Friday, October 8, 2010
The canning season is winding down and here in Warren Co Pa most foods were a bumper crop. Since moving here to our new home 2 yrs ago we still don't have a garden...that is next spring's project,after all Rome wasn't built in a day ya know!
I have had to...for the first time in 33 years resort to buying my produce. I found it very easy and economical with all the local farmers and farmer's markets. Everything was perfect and most were raised organically which is how we garden...always have always will (we were "hip" back in the day and didn't even know it!)
In the next few weeks I will show you some of the "Fruits of my labor" and fill you in on some handy canning tips and other Foodie Friday adventures.
This week I'm showing you what can be done with a few basic ingredients. I made this soup/chili with the thought of being able to use it in a variety of dishes.
I do my canning sort of unconventional...in other words I do it My Way!
I use a water canner even though some say you should use a pressure cooker,which I have but I simply don't like using it.
In my chili I used:
**I cooked this for 2 hrs in my large stockpot**
2 cups fresh corn right off the cob
5 large carrots
3 green peppers
2 hot peppers
3 large onions
1 cup red kidney beans
2 cups black beans
(the beans were dry and I simply followed the directions on the package. I used Wegmans' dried organic beans)

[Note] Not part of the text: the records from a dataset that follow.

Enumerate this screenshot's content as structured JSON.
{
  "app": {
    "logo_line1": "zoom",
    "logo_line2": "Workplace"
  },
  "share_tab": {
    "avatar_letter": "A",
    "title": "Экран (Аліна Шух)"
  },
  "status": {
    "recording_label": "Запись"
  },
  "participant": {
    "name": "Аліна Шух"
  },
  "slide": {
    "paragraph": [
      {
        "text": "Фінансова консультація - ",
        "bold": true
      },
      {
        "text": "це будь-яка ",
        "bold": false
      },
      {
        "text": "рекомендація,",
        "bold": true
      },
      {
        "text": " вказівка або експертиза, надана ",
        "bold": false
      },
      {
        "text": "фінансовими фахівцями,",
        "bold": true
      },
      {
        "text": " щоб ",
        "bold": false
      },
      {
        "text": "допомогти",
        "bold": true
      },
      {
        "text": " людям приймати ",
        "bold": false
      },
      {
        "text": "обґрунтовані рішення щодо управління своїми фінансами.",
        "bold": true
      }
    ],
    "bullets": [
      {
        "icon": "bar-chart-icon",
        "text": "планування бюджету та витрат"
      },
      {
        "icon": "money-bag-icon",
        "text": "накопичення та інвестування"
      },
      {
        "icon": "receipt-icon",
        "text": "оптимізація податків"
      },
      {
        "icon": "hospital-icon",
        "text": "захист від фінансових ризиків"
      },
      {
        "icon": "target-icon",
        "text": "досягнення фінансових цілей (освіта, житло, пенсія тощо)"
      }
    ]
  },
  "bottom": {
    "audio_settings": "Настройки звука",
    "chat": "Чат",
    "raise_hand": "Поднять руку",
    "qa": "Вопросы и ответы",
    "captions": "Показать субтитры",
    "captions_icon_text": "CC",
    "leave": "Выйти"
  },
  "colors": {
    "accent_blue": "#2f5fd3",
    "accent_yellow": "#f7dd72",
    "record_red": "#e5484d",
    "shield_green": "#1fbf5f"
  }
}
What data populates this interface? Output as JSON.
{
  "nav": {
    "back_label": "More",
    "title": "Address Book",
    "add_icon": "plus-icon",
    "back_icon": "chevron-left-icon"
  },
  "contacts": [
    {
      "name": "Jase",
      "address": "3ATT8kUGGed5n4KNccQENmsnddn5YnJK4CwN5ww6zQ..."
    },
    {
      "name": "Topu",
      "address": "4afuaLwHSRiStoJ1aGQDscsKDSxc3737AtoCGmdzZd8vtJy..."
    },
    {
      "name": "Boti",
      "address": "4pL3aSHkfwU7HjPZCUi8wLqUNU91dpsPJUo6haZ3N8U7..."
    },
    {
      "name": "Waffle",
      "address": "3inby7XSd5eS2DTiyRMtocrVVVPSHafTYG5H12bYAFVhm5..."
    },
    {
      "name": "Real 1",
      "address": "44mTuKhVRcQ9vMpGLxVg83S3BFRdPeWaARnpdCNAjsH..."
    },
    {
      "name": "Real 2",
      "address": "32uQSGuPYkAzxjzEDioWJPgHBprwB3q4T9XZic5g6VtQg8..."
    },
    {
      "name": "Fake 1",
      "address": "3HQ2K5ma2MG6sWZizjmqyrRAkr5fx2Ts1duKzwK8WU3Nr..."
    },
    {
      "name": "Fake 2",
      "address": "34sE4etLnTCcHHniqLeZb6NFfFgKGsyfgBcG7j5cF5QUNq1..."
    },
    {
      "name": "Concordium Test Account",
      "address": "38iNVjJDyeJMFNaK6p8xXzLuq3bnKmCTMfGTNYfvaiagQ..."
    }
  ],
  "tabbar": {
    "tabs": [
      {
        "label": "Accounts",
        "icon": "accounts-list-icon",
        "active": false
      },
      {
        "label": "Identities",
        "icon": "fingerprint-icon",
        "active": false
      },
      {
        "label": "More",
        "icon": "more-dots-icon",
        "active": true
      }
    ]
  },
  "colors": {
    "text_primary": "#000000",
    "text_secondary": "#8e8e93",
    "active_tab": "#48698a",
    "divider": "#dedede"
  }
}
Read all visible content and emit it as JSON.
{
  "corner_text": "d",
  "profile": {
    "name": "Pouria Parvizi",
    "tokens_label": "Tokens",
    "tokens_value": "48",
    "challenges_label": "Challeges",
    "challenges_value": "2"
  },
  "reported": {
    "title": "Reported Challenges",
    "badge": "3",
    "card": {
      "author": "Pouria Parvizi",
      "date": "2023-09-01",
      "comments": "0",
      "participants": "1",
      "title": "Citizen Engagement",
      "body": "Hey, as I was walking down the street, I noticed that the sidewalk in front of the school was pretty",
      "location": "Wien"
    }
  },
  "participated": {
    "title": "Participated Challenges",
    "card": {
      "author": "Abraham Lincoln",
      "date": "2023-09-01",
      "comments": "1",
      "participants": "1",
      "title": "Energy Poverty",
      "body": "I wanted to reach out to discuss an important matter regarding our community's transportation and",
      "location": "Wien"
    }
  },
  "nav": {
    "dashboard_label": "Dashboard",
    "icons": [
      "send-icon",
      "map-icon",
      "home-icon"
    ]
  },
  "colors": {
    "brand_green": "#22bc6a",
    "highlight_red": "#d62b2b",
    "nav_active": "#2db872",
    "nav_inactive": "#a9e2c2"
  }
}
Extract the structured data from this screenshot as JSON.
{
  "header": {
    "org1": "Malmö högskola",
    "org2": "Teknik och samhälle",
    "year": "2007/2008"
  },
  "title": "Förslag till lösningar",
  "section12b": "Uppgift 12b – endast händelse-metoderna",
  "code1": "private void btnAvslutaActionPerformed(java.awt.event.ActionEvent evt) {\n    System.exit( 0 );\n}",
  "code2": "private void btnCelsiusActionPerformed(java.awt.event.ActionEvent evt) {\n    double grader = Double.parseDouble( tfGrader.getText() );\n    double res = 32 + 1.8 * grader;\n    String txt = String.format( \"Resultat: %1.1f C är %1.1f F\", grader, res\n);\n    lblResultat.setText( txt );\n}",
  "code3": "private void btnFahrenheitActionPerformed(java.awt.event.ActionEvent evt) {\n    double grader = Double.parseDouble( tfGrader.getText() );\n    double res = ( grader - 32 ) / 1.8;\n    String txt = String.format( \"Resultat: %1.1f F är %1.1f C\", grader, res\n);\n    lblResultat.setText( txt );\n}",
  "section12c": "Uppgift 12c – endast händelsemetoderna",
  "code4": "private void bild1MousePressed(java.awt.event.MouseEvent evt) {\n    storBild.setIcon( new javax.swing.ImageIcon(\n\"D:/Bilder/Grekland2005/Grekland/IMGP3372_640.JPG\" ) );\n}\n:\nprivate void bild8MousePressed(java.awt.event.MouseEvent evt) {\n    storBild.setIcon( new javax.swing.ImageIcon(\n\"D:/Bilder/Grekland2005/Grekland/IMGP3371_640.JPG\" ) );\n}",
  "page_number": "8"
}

1/2 bunch fresh parsley chopped
about 3 tlbs chili powder...make sure it is fresh and high quality...it makes a difference!
salt and pepper and what ever other seasonings you like
If you want a thicker chili just add more tomato paste...it's up to you.
Make sure your mason jars are very clean and free of any chips around the top. Using a funnel fill jars with your soup. In the mean time boil your lids and rims in a pot,being very careful when you remove them...they make handy dandy magnets that will take them out. I don't have one but after 33 yrs of canning I kind of have my own system!
Fill jars only to just below the bottom ring,wipe them off and use a linen not terrycloth so you don't leave any fuzzies...when putting the lid and rims on make sure to tighten them as far as they will go.
Put in your canner and fill with water to well above the highest jar...you will be processing these for 3 hrs so keep a eye on it to make sure your water remains over the lids.
You start timing when it comes to a rolling boil...and yes it seems like a long time but hey good things come to those who wait!
When removing the jars be very,very careful...you are dealing with boiling water remember. Use your canning grippers and put the jars on a towel on the back of the cupboard...DO NOT TOUCH FOR AT LEAST 12 HRS! I cover my jars with another towel,but I don't think this is really a must...I just do it because my grandma told me to!
You will soon start to hear the great little pops of the lids sealing!
Now stand back and take a look at your efforts...it really is a satisfying feeling...and you know what is in it!!